Johnson & Johnson and Boston Scientific Corp., the purchaser of locally based Guidant, make the two drug-coated stents currently on the U.S. market. A recent study sponsored by Johnson found that two-thirds of the stents were implanted incorrectly.

In most instances, physicians gauge the measurement by looking at an X-ray to best guess the size of a stent. Blood running between the artery wall and the stent can, in rare cases, cause turbulence that leads to thrombosis, or clot formation.

It is estimated, however, that clotting occurs in less than 0.5 percent of the roughly 1 million stent procedures done in the United States each year.

New imaging technology called intravascular ultrasound, or IVUS, can help guide or verify proper development. It is a two-step procedure in which the imaging technology is not imbedded in the same catheter, unlike Kassab’s device.

The difference could give Lumen-RECON an advantage, said Dr. Michael Venturini, chief medical officer of Community Health Network’s Indiana Heart Hospital.

“If, for instance, a single piece of equipment could be used to deliver and deploy the stent, and give more precise information about the appropriateness of expansion and sizing,” Venturini said, “I could see how that would have great potential and value.”

The device has proven successful in animal testing using pigs, Kassab said.

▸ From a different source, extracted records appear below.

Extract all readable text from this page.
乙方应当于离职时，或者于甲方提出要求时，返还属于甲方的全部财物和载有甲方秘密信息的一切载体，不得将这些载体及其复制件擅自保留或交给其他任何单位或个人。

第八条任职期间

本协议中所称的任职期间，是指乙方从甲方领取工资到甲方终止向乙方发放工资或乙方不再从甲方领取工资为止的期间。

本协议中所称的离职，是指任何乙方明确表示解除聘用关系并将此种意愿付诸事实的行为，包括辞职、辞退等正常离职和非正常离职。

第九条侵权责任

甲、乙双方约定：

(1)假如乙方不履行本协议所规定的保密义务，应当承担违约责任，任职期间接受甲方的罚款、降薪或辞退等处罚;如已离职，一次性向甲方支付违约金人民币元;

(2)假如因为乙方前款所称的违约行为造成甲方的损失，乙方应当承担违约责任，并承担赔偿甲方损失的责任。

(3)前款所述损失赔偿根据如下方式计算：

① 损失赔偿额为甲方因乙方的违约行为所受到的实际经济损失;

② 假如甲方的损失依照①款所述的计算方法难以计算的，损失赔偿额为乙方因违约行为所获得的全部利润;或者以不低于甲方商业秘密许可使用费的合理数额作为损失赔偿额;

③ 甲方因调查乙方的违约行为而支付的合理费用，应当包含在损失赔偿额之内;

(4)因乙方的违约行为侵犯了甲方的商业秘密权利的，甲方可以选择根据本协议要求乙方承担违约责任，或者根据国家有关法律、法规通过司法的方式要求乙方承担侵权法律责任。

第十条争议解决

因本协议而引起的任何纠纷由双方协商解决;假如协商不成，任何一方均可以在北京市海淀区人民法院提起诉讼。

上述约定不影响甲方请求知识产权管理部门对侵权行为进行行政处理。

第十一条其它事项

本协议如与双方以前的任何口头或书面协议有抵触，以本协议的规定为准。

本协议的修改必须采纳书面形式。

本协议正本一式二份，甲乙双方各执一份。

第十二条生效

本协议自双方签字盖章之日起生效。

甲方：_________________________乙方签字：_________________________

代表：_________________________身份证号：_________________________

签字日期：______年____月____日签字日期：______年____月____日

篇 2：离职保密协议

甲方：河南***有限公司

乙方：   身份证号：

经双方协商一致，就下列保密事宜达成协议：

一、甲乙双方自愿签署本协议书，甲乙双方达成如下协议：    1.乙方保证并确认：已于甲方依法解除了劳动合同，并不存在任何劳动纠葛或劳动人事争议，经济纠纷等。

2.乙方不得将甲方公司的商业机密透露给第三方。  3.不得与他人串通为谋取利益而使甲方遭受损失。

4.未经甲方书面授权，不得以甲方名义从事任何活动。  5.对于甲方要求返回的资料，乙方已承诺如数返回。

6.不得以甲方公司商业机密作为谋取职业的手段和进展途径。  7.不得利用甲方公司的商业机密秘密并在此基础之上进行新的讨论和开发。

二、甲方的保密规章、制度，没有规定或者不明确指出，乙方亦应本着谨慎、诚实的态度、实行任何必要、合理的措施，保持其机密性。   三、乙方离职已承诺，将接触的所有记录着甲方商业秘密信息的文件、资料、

The next step is human clinical trials that could begin next summer. Several local companies are assisting in the process.

Catheter Research Inc. is designing the catheter and Priio the digital readout technology. Indianapolis-based law firm Ice Miller LLP is licensing the intellectual property and The Anson Group LLC is handling regulatory consulting.

Besides the investment from BioCrossroads, Kassab is seeking additional funding from the Indiana 21st Century Research and Technology Fund-the state’s showcase program for investments in budding high-tech firms.